Título: E o amanhã?
Autor: Arslanian , Regis
Fonte: O Globo, 03/07/2012, Opinião, p. 7

O Mercosul é um empreendimento de longo prazo. Não é da noite para o dia que se pode acomodar assimetrias e convergir culturas e normas entre nações. O desafio é garantir que as decisões que sejam tomadas hoje sempre sirvam para agregar, assegurando o aprofundamento da integração e sua consolidação. Temos que zelar - e aqui cabe ao Brasil a maior responsabilidade - para que as ações que sustentemos dentro do Bloco não venham, de futuro, a ir contra os rumos da integração ou, pior ainda, se voltem contra os próprios interesses brasileiros.

Na Cúpula de Mendoza, foram tomadas decisões relevantes, que terão impacto institucional sobre o futuro do Mercosul, entre elas, a suspensão temporária do Paraguai e a incorporação da Venezuela como membro pleno.
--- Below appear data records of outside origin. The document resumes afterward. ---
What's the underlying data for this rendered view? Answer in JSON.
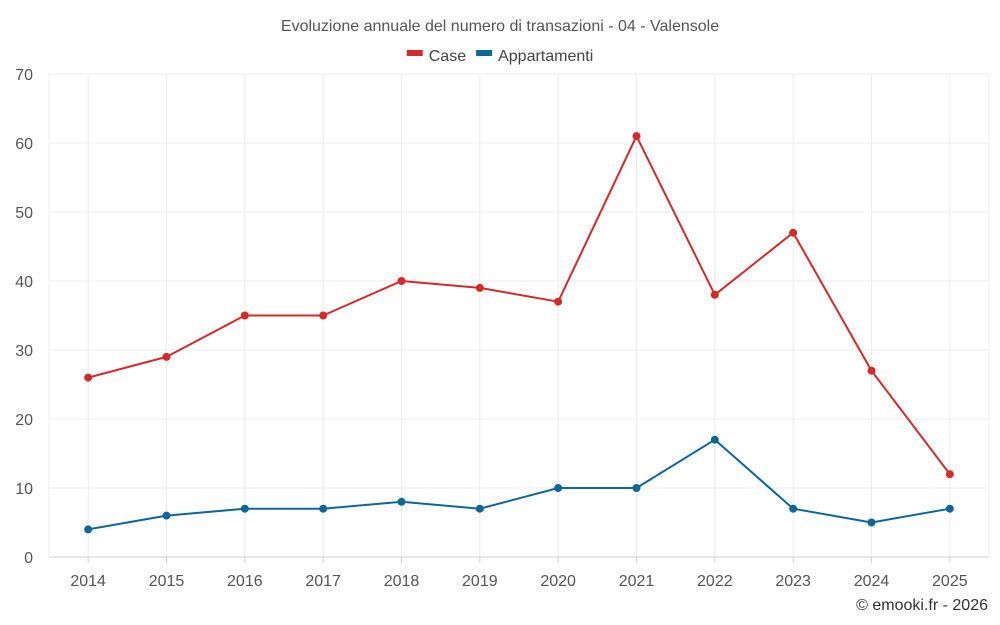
{
  "chart_data": {
    "type": "line",
    "title": "Evoluzione annuale del numero di transazioni - 04 - Valensole",
    "categories": [
      "2014",
      "2015",
      "2016",
      "2017",
      "2018",
      "2019",
      "2020",
      "2021",
      "2022",
      "2023",
      "2024",
      "2025"
    ],
    "series": [
      {
        "name": "Case",
        "color": "#d42a2a",
        "values": [
          26,
          29,
          35,
          35,
          40,
          39,
          37,
          61,
          38,
          47,
          27,
          12
        ]
      },
      {
        "name": "Appartamenti",
        "color": "#0e6699",
        "values": [
          4,
          6,
          7,
          7,
          8,
          7,
          10,
          10,
          17,
          7,
          5,
          7
        ]
      }
    ],
    "ylim": [
      0,
      70
    ],
    "yticks": [
      0,
      10,
      20,
      30,
      40,
      50,
      60,
      70
    ],
    "xlabel": "",
    "ylabel": "",
    "grid": true,
    "legend_position": "top-center"
  },
  "credit": "© emooki.fr - 2026"
}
Sem entrar no mérito da ruptura ou não da ordem democrática do país vizinho, o afastamento de um membro pleno dos órgãos do Mercosul e de suas deliberações nos leva a indagar como ficarão as decisões tomadas quando o Paraguai - esperemos - retome seus direitos e obrigações no Bloco.

As decisões do Mercosul compõem sua normativa, que é mandatória para os membros plenos. Como foram tomadas na sua ausência e à sua revelia, o Paraguai poderá resignar-se a endossar todas as decisões da última Cúpula e aquelas a serem tomadas enquanto perdurar sua suspensão, e conviver com elas para sempre, ainda que contrárias a seus interesses. Ou, o que é mais provável, buscará questioná-las juridicamente e, se possível, invalidá-las, entorpecendo os trabalhos de construção da integração. Não nos esqueçamos que as decisões no Mercosul são tomadas por consenso, e que, ao ser readmitido no Bloco, o Paraguai recuperará seu poder de veto.
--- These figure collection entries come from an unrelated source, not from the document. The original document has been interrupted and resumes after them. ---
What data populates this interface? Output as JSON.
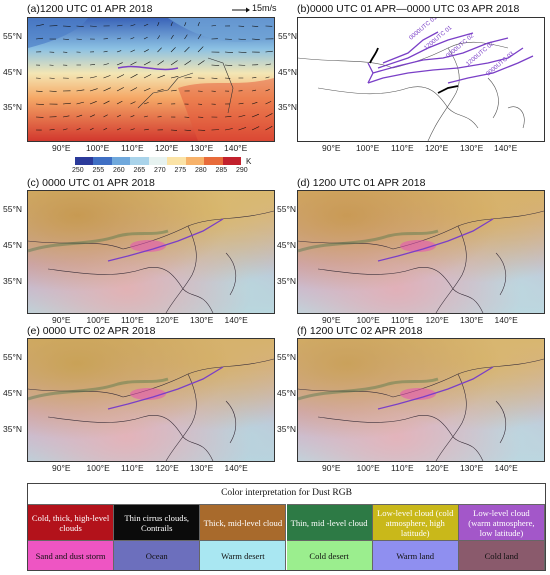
{
  "panels": {
    "a": {
      "title": "(a)1200 UTC 01 APR 2018",
      "vector_key": "15m/s"
    },
    "b": {
      "title": "(b)0000 UTC 01 APR—0000 UTC 03 APR 2018"
    },
    "c": {
      "title": "(c) 0000 UTC 01 APR 2018"
    },
    "d": {
      "title": "(d) 1200 UTC 01 APR 2018"
    },
    "e": {
      "title": "(e) 0000 UTC 02 APR 2018"
    },
    "f": {
      "title": "(f) 1200 UTC 02 APR 2018"
    }
  },
  "axes": {
    "lat_a": [
      "55°N",
      "45°N",
      "35°N"
    ],
    "lon_a": [
      "90°E",
      "100°E",
      "110°E",
      "120°E",
      "130°E",
      "140°E"
    ],
    "lat_b": [
      "55°N",
      "45°N",
      "35°N"
    ],
    "lon_b": [
      "90°E",
      "100°E",
      "110°E",
      "120°E",
      "130°E",
      "140°E"
    ]
  },
  "colorbar": {
    "ticks": [
      "250",
      "255",
      "260",
      "265",
      "270",
      "275",
      "280",
      "285",
      "290"
    ],
    "unit": "K",
    "colors": [
      "#2b3a9a",
      "#3f6fc4",
      "#6fa8dc",
      "#a9d3ea",
      "#e6f2f0",
      "#fbe3a6",
      "#f7b26a",
      "#e86b3a",
      "#c2202c"
    ]
  },
  "trajectory_labels": [
    "0000UTC 01",
    "1200UTC 01",
    "0000UTC 02",
    "1200UTC 02",
    "0000UTC 03"
  ],
  "legend": {
    "title": "Color interpretation for Dust RGB",
    "row1": [
      {
        "label": "Cold, thick, high-level clouds",
        "color": "#b3121b",
        "text": "#ffffff"
      },
      {
        "label": "Thin cirrus clouds, Contrails",
        "color": "#0b0b0b",
        "text": "#ffffff"
      },
      {
        "label": "Thick, mid-level cloud",
        "color": "#a86a2c",
        "text": "#ffffff"
      },
      {
        "label": "Thin, mid -level cloud",
        "color": "#2d7a45",
        "text": "#ffffff"
      },
      {
        "label": "Low-level cloud (cold atmosphere, high latitude)",
        "color": "#c9b81a",
        "text": "#ffffff"
      },
      {
        "label": "Low-level cloud (warm atmosphere, low latitude)",
        "color": "#a357c9",
        "text": "#ffffff"
      }
    ],
    "row2": [
      {
        "label": "Sand and dust storm",
        "color": "#ee55c3",
        "text": "#111111"
      },
      {
        "label": "Ocean",
        "color": "#6c6fbd",
        "text": "#111111"
      },
      {
        "label": "Warm desert",
        "color": "#a9e7f2",
        "text": "#111111"
      },
      {
        "label": "Cold desert",
        "color": "#9bee8e",
        "text": "#111111"
      },
      {
        "label": "Warm land",
        "color": "#8f8ff0",
        "text": "#111111"
      },
      {
        "label": "Cold land",
        "color": "#8a5a6c",
        "text": "#111111"
      }
    ]
  }
}
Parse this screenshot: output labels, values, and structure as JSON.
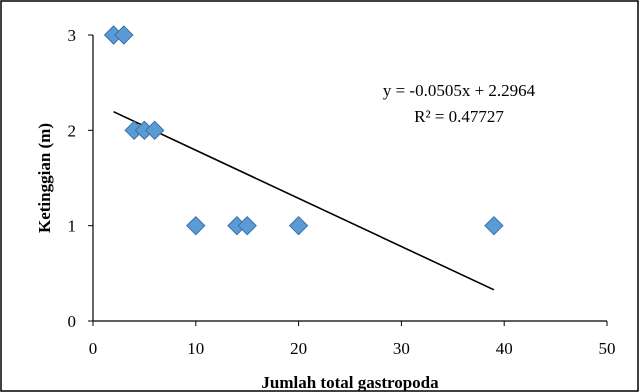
{
  "chart_data": {
    "type": "scatter",
    "xlabel": "Jumlah total gastropoda",
    "ylabel": "Ketinggian (m)",
    "xlim": [
      0,
      50
    ],
    "ylim": [
      0,
      3
    ],
    "x_ticks": [
      "0",
      "10",
      "20",
      "30",
      "40",
      "50"
    ],
    "y_ticks": [
      "0",
      "1",
      "2",
      "3"
    ],
    "points": [
      {
        "x": 2,
        "y": 3
      },
      {
        "x": 3,
        "y": 3
      },
      {
        "x": 4,
        "y": 2
      },
      {
        "x": 5,
        "y": 2
      },
      {
        "x": 6,
        "y": 2
      },
      {
        "x": 10,
        "y": 1
      },
      {
        "x": 14,
        "y": 1
      },
      {
        "x": 15,
        "y": 1
      },
      {
        "x": 20,
        "y": 1
      },
      {
        "x": 39,
        "y": 1
      }
    ],
    "trendline": {
      "type": "linear",
      "slope": -0.0505,
      "intercept": 2.2964,
      "x_range": [
        2,
        39
      ],
      "equation": "y = -0.0505x + 2.2964",
      "r_squared": "R² = 0.47727"
    },
    "marker_color": "#5b9bd5",
    "grid": false,
    "legend": "none"
  }
}
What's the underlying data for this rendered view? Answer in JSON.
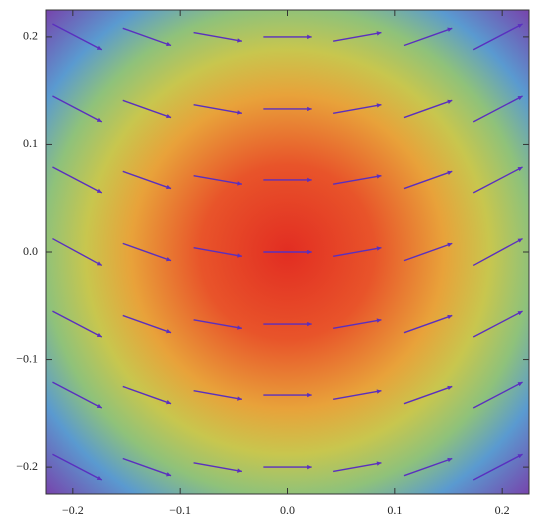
{
  "chart_data": {
    "type": "vector-field",
    "x": [
      -0.196,
      -0.131,
      -0.065,
      0,
      0.065,
      0.131,
      0.196
    ],
    "y": [
      0.2,
      0.133,
      0.067,
      0,
      -0.067,
      -0.133,
      -0.2
    ],
    "u": [
      [
        0.046,
        0.045,
        0.045,
        0.045,
        0.045,
        0.045,
        0.046
      ],
      [
        0.046,
        0.045,
        0.045,
        0.045,
        0.045,
        0.045,
        0.046
      ],
      [
        0.046,
        0.045,
        0.045,
        0.045,
        0.045,
        0.045,
        0.046
      ],
      [
        0.046,
        0.045,
        0.045,
        0.045,
        0.045,
        0.045,
        0.046
      ],
      [
        0.046,
        0.045,
        0.045,
        0.045,
        0.045,
        0.045,
        0.046
      ],
      [
        0.046,
        0.045,
        0.045,
        0.045,
        0.045,
        0.045,
        0.046
      ],
      [
        0.046,
        0.045,
        0.045,
        0.045,
        0.045,
        0.045,
        0.046
      ]
    ],
    "v": [
      [
        -0.024,
        -0.016,
        -0.008,
        0,
        0.008,
        0.016,
        0.024
      ],
      [
        -0.024,
        -0.016,
        -0.008,
        0,
        0.008,
        0.016,
        0.024
      ],
      [
        -0.024,
        -0.016,
        -0.008,
        0,
        0.008,
        0.016,
        0.024
      ],
      [
        -0.025,
        -0.016,
        -0.008,
        0,
        0.008,
        0.016,
        0.025
      ],
      [
        -0.024,
        -0.016,
        -0.008,
        0,
        0.008,
        0.016,
        0.024
      ],
      [
        -0.024,
        -0.016,
        -0.008,
        0,
        0.008,
        0.016,
        0.024
      ],
      [
        -0.024,
        -0.016,
        -0.008,
        0,
        0.008,
        0.016,
        0.024
      ]
    ],
    "color": "#5a2fbf",
    "xlim": [
      -0.225,
      0.225
    ],
    "ylim": [
      -0.225,
      0.225
    ],
    "xticks": [
      {
        "value": -0.2,
        "label": "−0.2"
      },
      {
        "value": -0.1,
        "label": "−0.1"
      },
      {
        "value": 0,
        "label": "0.0"
      },
      0.1,
      0.2
    ],
    "yticks": [
      {
        "value": -0.2,
        "label": "−0.2"
      },
      {
        "value": -0.1,
        "label": "−0.1"
      },
      {
        "value": 0,
        "label": "0.0"
      },
      0.1,
      0.2
    ]
  }
}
Do ponto de vista interno do país vizinho, não é de prever que a próxima campanha eleitoral venha a privilegiar o Mercosul. Ao contrário, os últimos desdobramentos que levaram à sua suspensão serão utilizados para vilipendiar o Mercosul e seus objetivos de integração, postura que o próximo Governo eleito e sua delegação à mesa de negociação dificilmente conseguirão reverter.
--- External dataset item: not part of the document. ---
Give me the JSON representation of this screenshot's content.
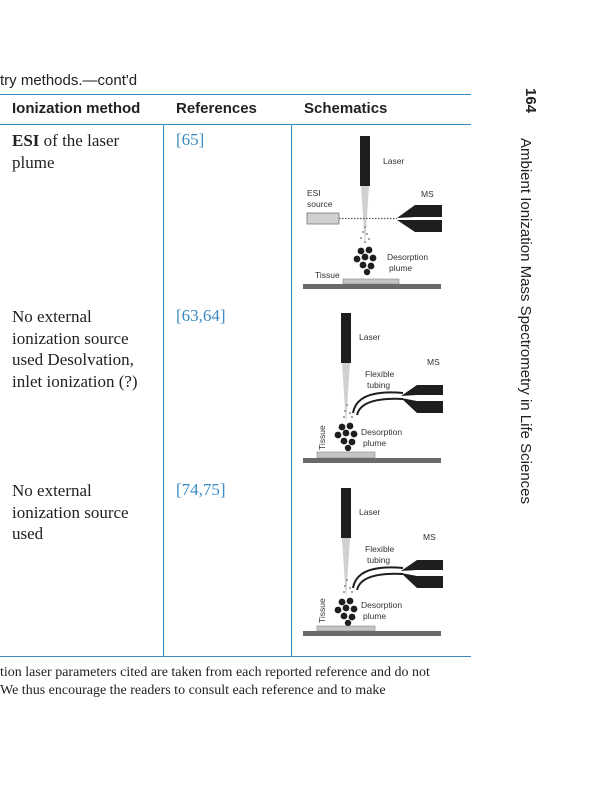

Levaremos anos para apaziguar o inconformismo paraguaio dentro do Mercosul. Enquanto isso, será difícil transmitir segurança jurídica e credibilidade junto à classe empresarial regional e externa, assim como frente a outros blocos e países com os quais, inclusive, buscamos estabelecer acordos comerciais.

Teremos, a partir de agora, que saber administrar esta crise no Mercosul. O calor das recentes circunstâncias políticas do Paraguai levou-nos a tomar atitudes inusitadas, que, sem dúvida, requererão habilidade para assegurar que a desejada reincorporação do Paraguai possa ser efetuada da maneira menos traumática possível.

Não devemos perder de vista, no nosso projeto de integração, que decisões como a de Mendoza poderão, amanhã, também recair, ainda que amparadas na interpretação do Protocolo de Ushuaia, sobre qualquer outro país membro, como, por exemplo, a Argentina, agora a Venezuela, ou, mesmo, o Brasil. De nossa parte, concordaríamos, por acaso, com decisões tomadas no Mercosul sem nossa participação e anuência?